Monday, April 10, 2006

Painting and Nervous Breakdown...

Well like i stated yesterday I went and painted for a while at James' house. When I got down I went home and got things together, and went back over to his house. We needed to sit down and discuss the reception and rehearsal dinner. When I asked him to get the addresses for his side of the list, he didn't want to, he just wanted to hand them out to his people (lol his people). I got all upset and started crying and yelling, and stated that isn't the proper way. We need to mail them out. He got upset I got upset. We had a fight over FREAKIN INVITATIONS!!! MY GOD!!!

Well after I sat there and cried, I cried so hard that I was hyperventalting. We both realized that I was just stressed out to the max. I realized that I was being a bitch and told him it was fine for him to pass out his invitations, but when it was time to pass out thank you cards he'd have to do the same thing. He said that was okay. I left his house all blotchy faced and snot nosed. This is the first "real" fight we have ever had. But he mad sure I was not upset or mad before I left, he didn't want me to leave like that. I love him so much, and I felt bad for acting the way I did.

I have now handed everything over to my mother. She is now in charge of the planning and making sure everything goes as planned, LOL. She doesn't stress out easily like I do.

But then today a customer got me so upset, and I mean upset by angry not sad, that I started to cry again.
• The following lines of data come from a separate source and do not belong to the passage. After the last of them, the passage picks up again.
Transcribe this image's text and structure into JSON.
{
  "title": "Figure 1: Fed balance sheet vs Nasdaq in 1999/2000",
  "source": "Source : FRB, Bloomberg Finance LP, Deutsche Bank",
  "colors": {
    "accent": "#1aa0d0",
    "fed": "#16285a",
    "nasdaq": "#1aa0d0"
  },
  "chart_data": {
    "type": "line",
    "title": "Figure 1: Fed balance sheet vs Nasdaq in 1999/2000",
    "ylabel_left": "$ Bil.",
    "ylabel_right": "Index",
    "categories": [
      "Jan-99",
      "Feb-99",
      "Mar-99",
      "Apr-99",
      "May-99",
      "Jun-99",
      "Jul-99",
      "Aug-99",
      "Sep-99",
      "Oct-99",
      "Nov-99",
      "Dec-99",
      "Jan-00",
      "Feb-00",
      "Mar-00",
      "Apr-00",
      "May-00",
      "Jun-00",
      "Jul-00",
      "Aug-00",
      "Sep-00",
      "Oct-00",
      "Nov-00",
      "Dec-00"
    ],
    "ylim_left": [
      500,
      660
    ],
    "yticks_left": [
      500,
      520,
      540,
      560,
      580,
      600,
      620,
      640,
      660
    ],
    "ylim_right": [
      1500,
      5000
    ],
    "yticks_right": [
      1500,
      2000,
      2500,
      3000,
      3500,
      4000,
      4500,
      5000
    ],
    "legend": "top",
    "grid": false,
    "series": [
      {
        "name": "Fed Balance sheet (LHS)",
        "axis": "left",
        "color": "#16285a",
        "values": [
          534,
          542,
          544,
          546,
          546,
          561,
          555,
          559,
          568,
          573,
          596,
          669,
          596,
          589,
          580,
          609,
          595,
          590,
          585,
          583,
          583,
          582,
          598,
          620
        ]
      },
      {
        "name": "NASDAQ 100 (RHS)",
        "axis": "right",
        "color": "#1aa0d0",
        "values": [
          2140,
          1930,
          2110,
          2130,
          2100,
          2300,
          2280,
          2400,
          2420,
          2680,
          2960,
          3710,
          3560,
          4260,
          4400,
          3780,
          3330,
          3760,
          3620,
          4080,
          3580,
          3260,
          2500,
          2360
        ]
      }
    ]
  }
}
I don't cry easily you can ask anyone, but once I start to cry I can't stop. I'm one of those people who cries when they are mad, and then cries harder when they realize that they are being stupid for crying.

I just have to think that this is something NOT to get stressed over about. Even my mom says that it's hard for one person to do, she has my aunt to help her. With the planning of the wedding, work, and trying to fix up the house it's all just go to me. Not to mention the 10 hrs of total sleep I had for the last 7 days. I just need to chill. The girls at work walked in on me in the break room while I was crying, but I tried to pretend I wasn't crying, but they saw through the act and reassured me that everything is going to be okay. They are doing my cake and punch and stated that they will tend to other matters, like the finger foods if it needs to be, to make sure it all goes as planned. They are suck good people, I'm glad I have them as friends!!!

What I hate the most about crying is the damn after cry headache that you get. The one that you can't get rid of until you sleep...yeah I have one right now. I'm gonna take a long hot hot bath and calm down. Becaue I know in the end everything will turn out just fine and as planned.